Bei Mietverträgen nach dem Wohnungsgemeinnützigkeits-Gesetz müssen Vermieter vor dem Hintergrund der deliktischen Verkehrssicherungspflicht eine mögliche Schädigung der Bewohner abwehren. Im Verstoßfall kann der Vermieter schadenersatzpflichtig gegenüber dem Mieter werden, wenn diesem wegen des Fehlens eines Rauchwarnmelders ein Schaden entsteht.
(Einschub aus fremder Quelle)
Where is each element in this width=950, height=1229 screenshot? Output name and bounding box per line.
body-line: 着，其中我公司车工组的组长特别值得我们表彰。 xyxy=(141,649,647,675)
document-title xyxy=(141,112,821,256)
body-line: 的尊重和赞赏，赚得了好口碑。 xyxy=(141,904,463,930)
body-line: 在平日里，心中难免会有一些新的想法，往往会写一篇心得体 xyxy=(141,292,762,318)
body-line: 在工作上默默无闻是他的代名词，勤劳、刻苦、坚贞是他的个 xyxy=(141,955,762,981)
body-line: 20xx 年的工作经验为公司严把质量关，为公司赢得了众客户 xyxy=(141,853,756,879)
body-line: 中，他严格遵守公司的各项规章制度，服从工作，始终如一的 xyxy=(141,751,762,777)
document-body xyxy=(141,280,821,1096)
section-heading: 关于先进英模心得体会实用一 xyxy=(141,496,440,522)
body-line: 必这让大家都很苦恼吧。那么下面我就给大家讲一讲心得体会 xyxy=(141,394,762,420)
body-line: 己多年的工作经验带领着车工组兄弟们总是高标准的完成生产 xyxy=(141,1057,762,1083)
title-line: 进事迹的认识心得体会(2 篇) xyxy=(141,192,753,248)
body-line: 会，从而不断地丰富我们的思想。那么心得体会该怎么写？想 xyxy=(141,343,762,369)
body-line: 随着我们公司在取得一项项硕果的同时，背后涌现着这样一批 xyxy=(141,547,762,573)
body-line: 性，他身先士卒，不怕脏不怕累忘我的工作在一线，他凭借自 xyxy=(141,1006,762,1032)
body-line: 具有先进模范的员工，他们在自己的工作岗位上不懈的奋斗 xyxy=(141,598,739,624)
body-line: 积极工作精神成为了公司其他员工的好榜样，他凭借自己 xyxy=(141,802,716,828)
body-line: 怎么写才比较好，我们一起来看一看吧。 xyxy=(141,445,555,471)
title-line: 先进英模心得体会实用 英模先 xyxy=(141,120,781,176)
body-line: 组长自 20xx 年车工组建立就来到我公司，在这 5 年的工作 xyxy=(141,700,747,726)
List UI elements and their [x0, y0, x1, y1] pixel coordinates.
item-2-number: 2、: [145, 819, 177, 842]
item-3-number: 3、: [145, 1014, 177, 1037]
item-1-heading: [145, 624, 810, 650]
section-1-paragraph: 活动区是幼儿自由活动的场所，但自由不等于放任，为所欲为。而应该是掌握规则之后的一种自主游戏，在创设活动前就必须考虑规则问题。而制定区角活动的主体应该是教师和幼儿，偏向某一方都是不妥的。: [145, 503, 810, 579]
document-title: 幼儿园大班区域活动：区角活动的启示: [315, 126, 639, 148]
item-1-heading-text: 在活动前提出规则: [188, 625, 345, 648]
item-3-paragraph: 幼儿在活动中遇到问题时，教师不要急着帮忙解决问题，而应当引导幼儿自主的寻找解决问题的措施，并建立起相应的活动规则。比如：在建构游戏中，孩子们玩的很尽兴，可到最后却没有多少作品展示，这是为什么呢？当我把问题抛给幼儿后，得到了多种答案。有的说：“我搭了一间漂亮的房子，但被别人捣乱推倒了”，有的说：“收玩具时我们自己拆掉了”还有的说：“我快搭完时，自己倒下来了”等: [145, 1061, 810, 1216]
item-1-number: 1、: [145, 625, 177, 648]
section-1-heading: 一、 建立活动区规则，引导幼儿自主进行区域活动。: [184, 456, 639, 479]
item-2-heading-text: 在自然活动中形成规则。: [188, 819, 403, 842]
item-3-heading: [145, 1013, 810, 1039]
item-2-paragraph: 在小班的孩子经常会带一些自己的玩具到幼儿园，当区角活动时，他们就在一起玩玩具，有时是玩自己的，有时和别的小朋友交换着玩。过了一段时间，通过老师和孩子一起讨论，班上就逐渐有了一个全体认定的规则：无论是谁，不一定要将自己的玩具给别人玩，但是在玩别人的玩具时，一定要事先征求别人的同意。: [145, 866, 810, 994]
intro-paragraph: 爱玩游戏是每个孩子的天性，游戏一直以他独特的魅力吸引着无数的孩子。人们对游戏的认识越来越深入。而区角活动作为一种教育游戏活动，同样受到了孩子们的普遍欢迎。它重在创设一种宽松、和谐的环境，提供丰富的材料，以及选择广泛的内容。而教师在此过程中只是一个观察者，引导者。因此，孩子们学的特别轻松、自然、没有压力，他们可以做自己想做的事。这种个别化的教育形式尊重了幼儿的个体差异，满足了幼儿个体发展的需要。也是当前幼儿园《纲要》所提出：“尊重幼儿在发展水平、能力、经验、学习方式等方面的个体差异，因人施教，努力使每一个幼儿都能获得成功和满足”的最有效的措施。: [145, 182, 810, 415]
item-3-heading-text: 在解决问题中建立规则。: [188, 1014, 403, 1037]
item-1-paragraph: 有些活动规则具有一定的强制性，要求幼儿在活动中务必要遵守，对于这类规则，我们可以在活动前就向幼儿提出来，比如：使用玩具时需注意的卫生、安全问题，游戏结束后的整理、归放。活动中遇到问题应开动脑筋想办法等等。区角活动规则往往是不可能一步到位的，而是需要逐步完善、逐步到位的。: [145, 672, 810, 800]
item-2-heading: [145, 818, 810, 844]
Aufgrund dieser Faktenlage empfiehlt der Hersteller Ei Electronics die Nachrüstung aller Wohngebäude im Bestand mit Rauchwarnmeldern.
Die Expertenrunde
Andreas Vonkilch
Andreas Vonkilch ist Jurist, Universitätsprofessor und Ordinarius für Zivilrecht in Innsbruck. Einer seiner Forschungsschwerpunkte ist das Wohn- und Immobilienrecht und er hat in dieser Funktion führende Kommentare zum Mietrechtsgesetz zum Wohnungseigentumsgesetz herausgegeben. Als Experte hat ein Gutachten zum Thema Rauchwarnmelder in der gemeinnützigen Wohnungswirtschaft erstellt.
Bernhard List
Bernhard List ist stellvertretender Abteilungsleiter für die Technik und Instandhaltung bei der WBV GPA. Der gemeinnützige Bauträger betreut rund 140 Immobilien in Wien, Niederösterreich und der Steiermark. List und sein Team stehen an vorderster Front der Gebäudeinstandhaltung und fungiert somit direkt als Schnittstelle zwischen unserem Bauträger und dem Mieter.
Peter Anderwald
Peter Anderwald ist Eigentümer der AH Safety Engineering, einem Sachverständigen- und Ingenieurbüro, das sich seit 25 Jahren mit dem Thema Sicherheit, Umweltschutz und Brandschutz beschäftigt. Anderwald ist Gerichtssachverständiger in 13 Fachgebieten und arbeitet mit seinem 14-köpfigen Team mittlerweile in ganz Österreich:
Robert Punzenberger
Robert Punzenberger ist Geschäftsführer der Fix Gebäudesicherheit + Service GmbH und der Peneder Bau-Elemente GmbH für das Geschäftsfeld Industriebau. Das Unternehmen Fix installiert und wartet u. a. auch Rauchwarnmelder in Wohnanlagen und Bürogebäuden.
Rainer Eisenach
Rainer Eisenach ist Bereichsleiter für die Wohnungswirtschaft bei Ei Electronics in Deutschland und beschäftigt sich seit 17 Jahren mit Rauchermeldern im wohnungswirtschaftlichen Kontext. Er treibt die Digitalisierung und Prozessoptimierung voran, um das Thema Rauchwarnmelder, deren Montage und Wartung für die Wohnungswirtschaft möglichst einfach zu machen.
Gerald Rausch
Gerald Rausch ist Vertriebsleiter von Ei Electronics in Österreich und Initiator des Round Table. Ei Electronics ist Europas Marktführer für Rauchwarnmelder in Wohngebäuden. Die Geräte werden in Irland produziert. Rausch selbst beschäftigt sich intensiv mit der Aufklärung rund um das Thema Rauchwarnmelder und pflegt Kooperationen mit verschiedenen Institutionen aus den Bereichen Brandschutz und Sicherheit.